Oh, the joy of organic farming,
How sweetly it does call,
To cultivate the earth with care,
And nourish it for all.

The soil, rich and fertile,
Teeming with life and growth,
With seeds that sprout and flourish,
As if the land itself does boast.

No chemicals, no pesticides,
No harm to the land or bee,
But only love and stewardship,
To grow our crops so free.

From seed to sprout to harvest,
The cycle of life we see,
As we honor the earth’s bounty,
And embrace her majesty.

For every plant we nurture,
Every seed we sow with pride,
Brings us closer to nature’s rhythm,
And to the land we do abide.

Oh, the joy of organic farming,
How it fills our hearts with song,
As we work in harmony with nature,
And dance with her all day long.

This is what popped up in seconds after I inserted the prompt “write a poem about organic farming in the style of Walt Whitman” on OpenAI. Kind of crazy right? Now I’m no poet and I haven’t read much poetry since high school, so I can’t speak to the merits of what the bot created. But it seems to me that this can easily be mistaken for something a talented person wrote. 
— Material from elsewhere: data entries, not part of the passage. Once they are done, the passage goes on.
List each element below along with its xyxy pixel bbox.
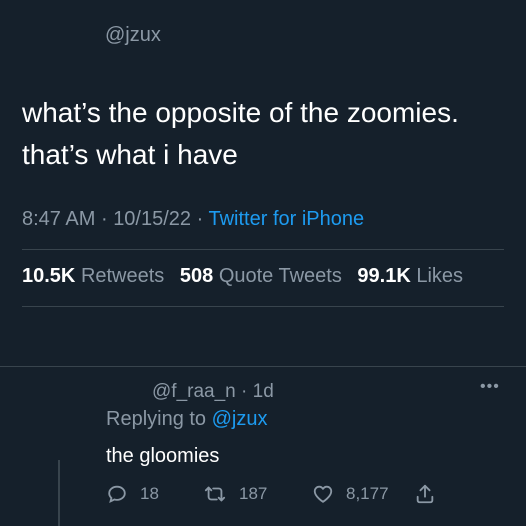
reply-author-handle[interactable]: @f_raa_n — [152, 381, 236, 402]
meta-separator: · — [196, 208, 204, 230]
tweet-metadata: 8:47 AM · 10/15/22 · Twitter for iPhone — [22, 208, 364, 231]
reply-header: @f_raa_n · 1d — [152, 381, 274, 403]
tweet-text-line-1: what’s the opposite of the zoomies. — [22, 97, 459, 128]
replying-to-label: Replying to — [106, 408, 207, 430]
likes-label: Likes — [416, 265, 464, 287]
reply-count: 18 — [140, 484, 159, 503]
reply-icon — [108, 485, 126, 504]
likes-count: 99.1K — [357, 265, 411, 287]
share-icon — [416, 484, 434, 504]
tweet-text-line-2: that’s what i have — [22, 139, 238, 170]
likes-stat[interactable]: 99.1K Likes — [357, 265, 463, 287]
share-action[interactable] — [414, 483, 436, 505]
tweet-text: what’s the opposite of the zoomies. that… — [22, 92, 512, 176]
quote-tweets-count: 508 — [179, 265, 214, 287]
replying-to-mention[interactable]: @jzux — [212, 408, 268, 430]
like-action[interactable]: 8,177 — [312, 483, 389, 505]
quote-tweets-label: Quote Tweets — [218, 265, 342, 287]
thread-line — [58, 460, 60, 526]
retweet-count: 187 — [239, 484, 268, 503]
quote-tweets-stat[interactable]: 508 Quote Tweets — [180, 265, 342, 287]
divider — [22, 249, 504, 250]
replying-to: Replying to @jzux — [106, 408, 268, 431]
like-count: 8,177 — [346, 484, 389, 503]
retweet-action[interactable]: 187 — [203, 483, 267, 505]
retweet-icon — [204, 486, 226, 502]
meta-separator: · — [100, 208, 108, 230]
divider — [22, 306, 504, 307]
tweet-author-handle[interactable]: @jzux — [105, 24, 161, 47]
reply-age[interactable]: 1d — [253, 381, 274, 402]
retweets-count: 10.5K — [22, 265, 76, 287]
retweets-label: Retweets — [80, 265, 165, 287]
reply-text: the gloomies — [106, 445, 220, 467]
tweet-source-link[interactable]: Twitter for iPhone — [208, 208, 364, 230]
tweet-stats: 10.5K Retweets 508 Quote Tweets 99.1K Li… — [22, 265, 473, 288]
reply-action[interactable]: 18 — [106, 483, 159, 505]
heart-icon — [313, 485, 333, 503]
divider — [0, 366, 526, 367]
tweet-date[interactable]: 10/15/22 — [113, 208, 191, 230]
tweet-time[interactable]: 8:47 AM — [22, 208, 95, 230]
more-options-icon[interactable]: ••• — [480, 378, 500, 396]
tweet-detail-view: @jzux what’s the opposite of the zoomies… — [0, 0, 526, 526]
retweets-stat[interactable]: 10.5K Retweets — [22, 265, 164, 287]
reply-separator: · — [241, 381, 248, 402]
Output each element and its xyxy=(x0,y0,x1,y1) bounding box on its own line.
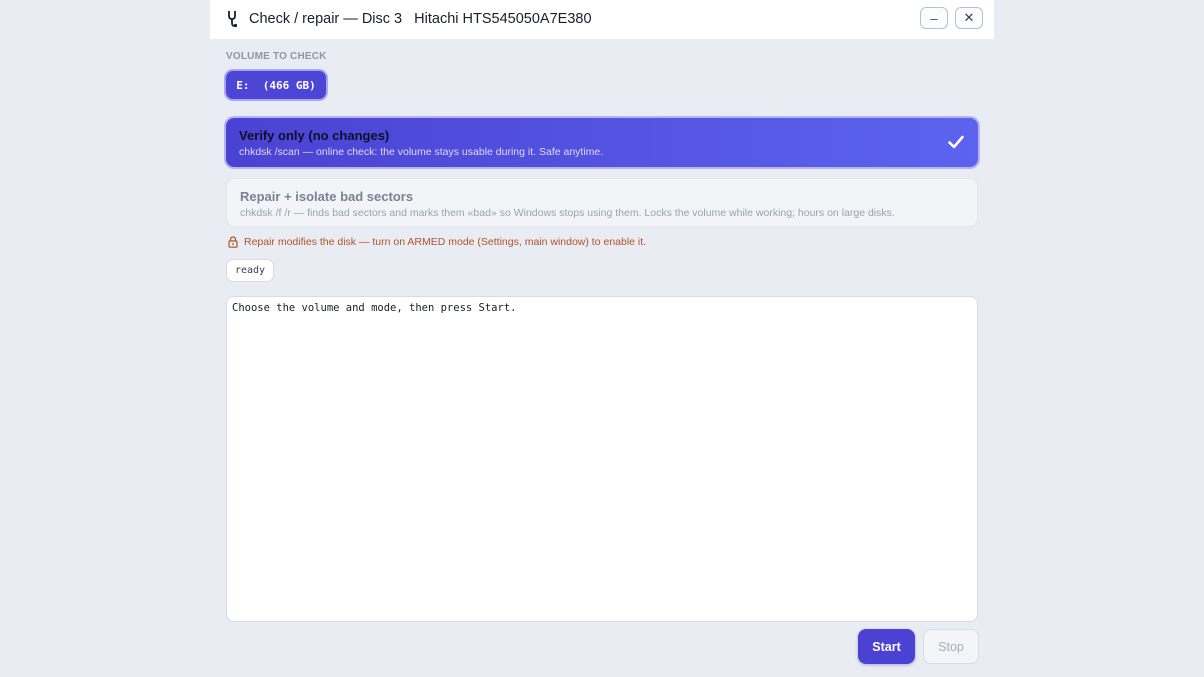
mode-option-verify[interactable]: Verify only (no changes) chkdsk /scan — … xyxy=(226,118,978,167)
close-button[interactable]: ✕ xyxy=(955,7,983,29)
mode-title: Repair + isolate bad sectors xyxy=(240,189,414,204)
volume-section-label: VOLUME TO CHECK xyxy=(226,51,327,62)
output-log[interactable]: Choose the volume and mode, then press S… xyxy=(226,296,978,622)
minimize-button[interactable]: – xyxy=(920,7,948,29)
stethoscope-icon xyxy=(228,11,238,28)
armed-warning: Repair modifies the disk — turn on ARMED… xyxy=(228,236,646,248)
volume-chip-e[interactable]: E: (466 GB) xyxy=(226,71,326,99)
lock-icon xyxy=(228,236,238,248)
window-title: Check / repair — Disc 3 Hitachi HTS54505… xyxy=(249,11,592,27)
title-bar: Check / repair — Disc 3 Hitachi HTS54505… xyxy=(210,0,994,39)
mode-title: Verify only (no changes) xyxy=(239,128,390,143)
start-button[interactable]: Start xyxy=(858,629,915,664)
mode-option-repair[interactable]: Repair + isolate bad sectors chkdsk /f /… xyxy=(226,178,978,227)
status-badge: ready xyxy=(226,259,274,282)
warning-text: Repair modifies the disk — turn on ARMED… xyxy=(244,236,647,248)
chkdsk-window: Check / repair — Disc 3 Hitachi HTS54505… xyxy=(210,0,994,677)
checkmark-icon xyxy=(948,135,964,149)
mode-description: chkdsk /f /r — finds bad sectors and mar… xyxy=(240,207,895,219)
close-icon: ✕ xyxy=(963,10,975,25)
mode-description: chkdsk /scan — online check: the volume … xyxy=(239,146,604,158)
stop-button[interactable]: Stop xyxy=(923,629,979,664)
log-text: Choose the volume and mode, then press S… xyxy=(232,302,517,314)
minimize-icon: – xyxy=(930,10,938,26)
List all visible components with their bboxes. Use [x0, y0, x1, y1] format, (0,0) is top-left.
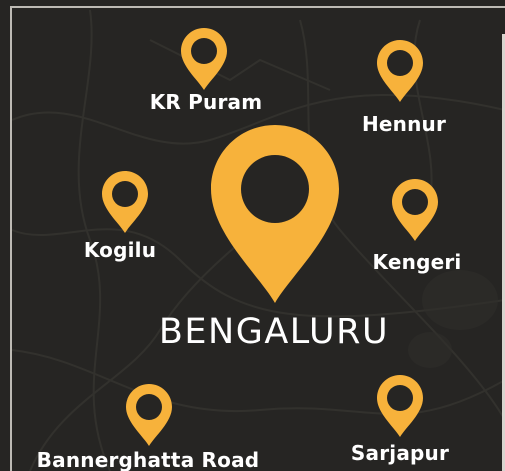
location-label-kr-puram: KR Puram	[149, 90, 263, 114]
map-pin-icon-kogilu	[102, 171, 148, 233]
location-label-kengeri: Kengeri	[372, 250, 462, 274]
map-pin-icon-kengeri	[392, 179, 438, 241]
map-pin-icon-large	[211, 125, 339, 303]
map-pin-icon-hennur	[377, 40, 423, 102]
location-label-hennur: Hennur	[361, 112, 447, 136]
city-label: BENGALURU	[158, 312, 390, 352]
location-label-sarjapur: Sarjapur	[350, 441, 450, 465]
map-pin-icon-kr-puram	[181, 28, 227, 90]
location-label-kogilu: Kogilu	[83, 238, 157, 262]
map-pin-icon-bannerghatta-road	[126, 384, 172, 446]
map-pin-icon-sarjapur	[377, 375, 423, 437]
map-canvas: BENGALURU KR Puram Hennur Kogilu Kengeri…	[0, 0, 505, 471]
location-label-bannerghatta-road: Bannerghatta Road	[36, 448, 260, 471]
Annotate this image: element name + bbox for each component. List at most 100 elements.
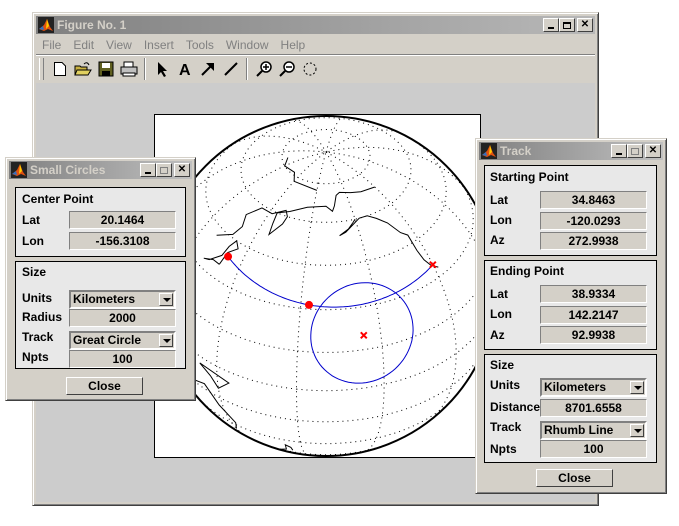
meridian-line — [325, 129, 403, 153]
end-az-field[interactable]: 92.9938 — [540, 326, 647, 344]
units-select[interactable]: Kilometers — [540, 378, 647, 397]
start-az-field[interactable]: 272.9938 — [540, 232, 647, 250]
ending-point-title: Ending Point — [490, 264, 564, 278]
center-point-title: Center Point — [22, 192, 94, 206]
chevron-down-icon[interactable] — [159, 334, 173, 347]
insert-arrow-button[interactable] — [196, 58, 219, 80]
close-icon: ✕ — [177, 164, 187, 175]
new-file-button[interactable] — [48, 58, 71, 80]
track-select[interactable]: Great Circle — [69, 331, 176, 350]
print-button[interactable] — [117, 58, 140, 80]
zoom-out-button[interactable] — [275, 58, 298, 80]
lon-label: Lon — [22, 234, 44, 248]
az-label: Az — [490, 328, 505, 342]
svg-text:A: A — [179, 62, 191, 77]
units-value: Kilometers — [73, 292, 136, 306]
units-label: Units — [22, 291, 52, 305]
rotate-button[interactable] — [298, 58, 321, 80]
menu-bar: File Edit View Insert Tools Window Help — [36, 35, 595, 55]
radius-field[interactable]: 2000 — [69, 309, 176, 327]
coastline — [199, 362, 230, 389]
chevron-down-icon[interactable] — [630, 381, 644, 394]
track-select[interactable]: Rhumb Line — [540, 421, 647, 440]
minimize-button[interactable] — [140, 163, 156, 177]
center-lat-field[interactable]: 20.1464 — [69, 211, 176, 229]
lon-label: Lon — [490, 307, 512, 321]
chevron-down-icon[interactable] — [159, 293, 173, 306]
open-button[interactable] — [71, 58, 94, 80]
close-icon: ✕ — [580, 19, 590, 30]
menu-insert[interactable]: Insert — [138, 38, 180, 52]
minimize-icon — [548, 27, 554, 29]
start-lon-field[interactable]: -120.0293 — [540, 212, 647, 230]
figure-titlebar[interactable]: Figure No. 1 ✕ — [36, 16, 595, 34]
track-titlebar[interactable]: Track ✕ — [479, 142, 663, 160]
close-dialog-button[interactable]: Close — [66, 377, 143, 395]
toolbar: A — [36, 56, 595, 82]
intersection-marker — [305, 300, 314, 309]
figure-title: Figure No. 1 — [57, 18, 127, 32]
end-lat-field[interactable]: 38.9334 — [540, 285, 647, 303]
menu-window[interactable]: Window — [220, 38, 275, 52]
npts-field[interactable]: 100 — [69, 350, 176, 368]
insert-line-button[interactable] — [219, 58, 242, 80]
globe-map[interactable] — [155, 115, 497, 457]
distance-field[interactable]: 8701.6558 — [540, 399, 647, 417]
units-select[interactable]: Kilometers — [69, 290, 176, 309]
center-lon-field[interactable]: -156.3108 — [69, 232, 176, 250]
parallel-line — [178, 178, 474, 311]
maximize-button[interactable] — [627, 144, 643, 158]
minimize-icon — [145, 172, 151, 174]
small-circles-titlebar[interactable]: Small Circles ✕ — [9, 161, 192, 179]
npts-field[interactable]: 100 — [540, 440, 647, 458]
menu-view[interactable]: View — [100, 38, 138, 52]
npts-label: Npts — [22, 350, 49, 364]
meridian-line — [216, 151, 327, 438]
arrow-icon — [200, 63, 214, 76]
minimize-button[interactable] — [543, 18, 559, 32]
toolbar-grip[interactable] — [39, 58, 44, 80]
track-size-panel: Size Units Kilometers Distance 8701.6558… — [484, 354, 657, 463]
minimize-button[interactable] — [611, 144, 627, 158]
maximize-icon — [160, 166, 168, 174]
close-button[interactable]: ✕ — [577, 18, 593, 32]
select-arrow-icon — [157, 62, 167, 77]
close-dialog-button[interactable]: Close — [536, 469, 613, 487]
save-button[interactable] — [94, 58, 117, 80]
ending-point-panel: Ending Point Lat 38.9334 Lon 142.2147 Az… — [484, 260, 657, 350]
select-button[interactable] — [150, 58, 173, 80]
small-circles-window: Small Circles ✕ Center Point Lat 20.1464… — [5, 157, 196, 401]
parallel-line — [205, 134, 447, 266]
map-axes[interactable] — [154, 114, 497, 458]
parallel-line — [155, 289, 497, 392]
maximize-button[interactable] — [156, 163, 172, 177]
maximize-icon — [563, 21, 571, 29]
track-window: Track ✕ Starting Point Lat 34.8463 Lon -… — [475, 138, 667, 494]
end-lon-field[interactable]: 142.2147 — [540, 306, 647, 324]
matlab-logo-icon — [38, 17, 54, 33]
menu-file[interactable]: File — [36, 38, 67, 52]
coastline — [216, 186, 375, 236]
menu-tools[interactable]: Tools — [180, 38, 220, 52]
close-icon: ✕ — [648, 145, 658, 156]
chevron-down-icon[interactable] — [630, 424, 644, 437]
radius-label: Radius — [22, 310, 63, 324]
toolbar-separator — [144, 58, 146, 80]
close-button[interactable]: ✕ — [174, 163, 190, 177]
insert-text-button[interactable]: A — [173, 58, 196, 80]
size-panel: Size Units Kilometers Radius 2000 Track … — [15, 261, 186, 369]
open-folder-icon — [73, 62, 92, 76]
parallel-line — [251, 438, 401, 456]
minimize-icon — [616, 153, 622, 155]
save-icon — [98, 61, 113, 77]
zoom-in-button[interactable] — [252, 58, 275, 80]
maximize-icon — [631, 147, 639, 155]
close-button[interactable]: ✕ — [645, 144, 661, 158]
start-lat-field[interactable]: 34.8463 — [540, 191, 647, 209]
menu-edit[interactable]: Edit — [67, 38, 100, 52]
menu-help[interactable]: Help — [275, 38, 312, 52]
maximize-button[interactable] — [559, 18, 575, 32]
parallel-line — [161, 230, 491, 353]
circle-center-marker — [360, 331, 368, 340]
track-value: Great Circle — [73, 333, 142, 347]
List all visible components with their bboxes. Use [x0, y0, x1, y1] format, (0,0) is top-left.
Artificial intelligence has made remarkable strides since I was a child. I remember when former world chess champion Gary Kasparov defeated IBM’s Deep Blue in 1996. Today however no human chess player can even come close to defeating a robot. In fact the best chess players in the world use artificial intelligence to train. If they didn’t they simply wouldn’t be competitive. 

Even large scale agriculture has not escaped the conveniences that artificial intelligence offers. Drones fly over large crop fields gathering data on soil moisture levels, fertilizer levels, and sunlight and use that data to quite accurately predict yields even before planting; they can also monitor plant health to predict pest infestations before they occur (pest infestations are directly related to plant health which is related to soil health); and these drones can even find irrigation leaks. This is only scratching the surface. AI has revolutionized conventional agriculture, and it’s only going to make more of an impact as time goes on. It’ll result in less sprays, healthier plants, higher yields, and probably lower prices.

But it’s still conventional agriculture.

“Progress” has the tendency of solidifying problematic things in good ways: modern medicine often fights the symptoms of a poor diet; the labor movements of the 19th century fought the symptoms of a corporatist system; and AI ameliorates some of the excesses of conventional agriculture. These are all good developments no doubt, but they allow for the perseverance of structures that are inherently problematic. I think that much of the history of the modern world can be explained via the coalescing of the “good” and the “problematic” in contradictory, reinforcing ways.  

When former Go (a game popular in east Asia–a lot more complex than chess I think) champion Lee Se-Dol was defeated by Google’s AlphaGo in 2016, he retired and never played the game again. “Even if I become the number one, there is an entity that cannot be defeated,” he said.

How we live in the world in the face of contradictory progress need not be as grim as Se-Dol’s defeatism. I like Martin Heidegger’s idea of “thrownness:” we are thrown into the world beyond our control with all of its present-day frustrations, demands, sufferings, and I would add contradictions that emerge from progress. According to Heidegger this “thrownness” ironically leaves an opening for individual freedom. While a perfect utopia without this progress/contradiction dynamic will never exist on a societal level, I do think that we have the freedom to attempt to reach such a state within our own individual lives. It’s as if our lives can be thought of as a calculus limit function: they approach infinity but never actually reach it.

I’m not sure what this looks like in practice. This is all way too theoretical. Maybe eating local is a good place to start?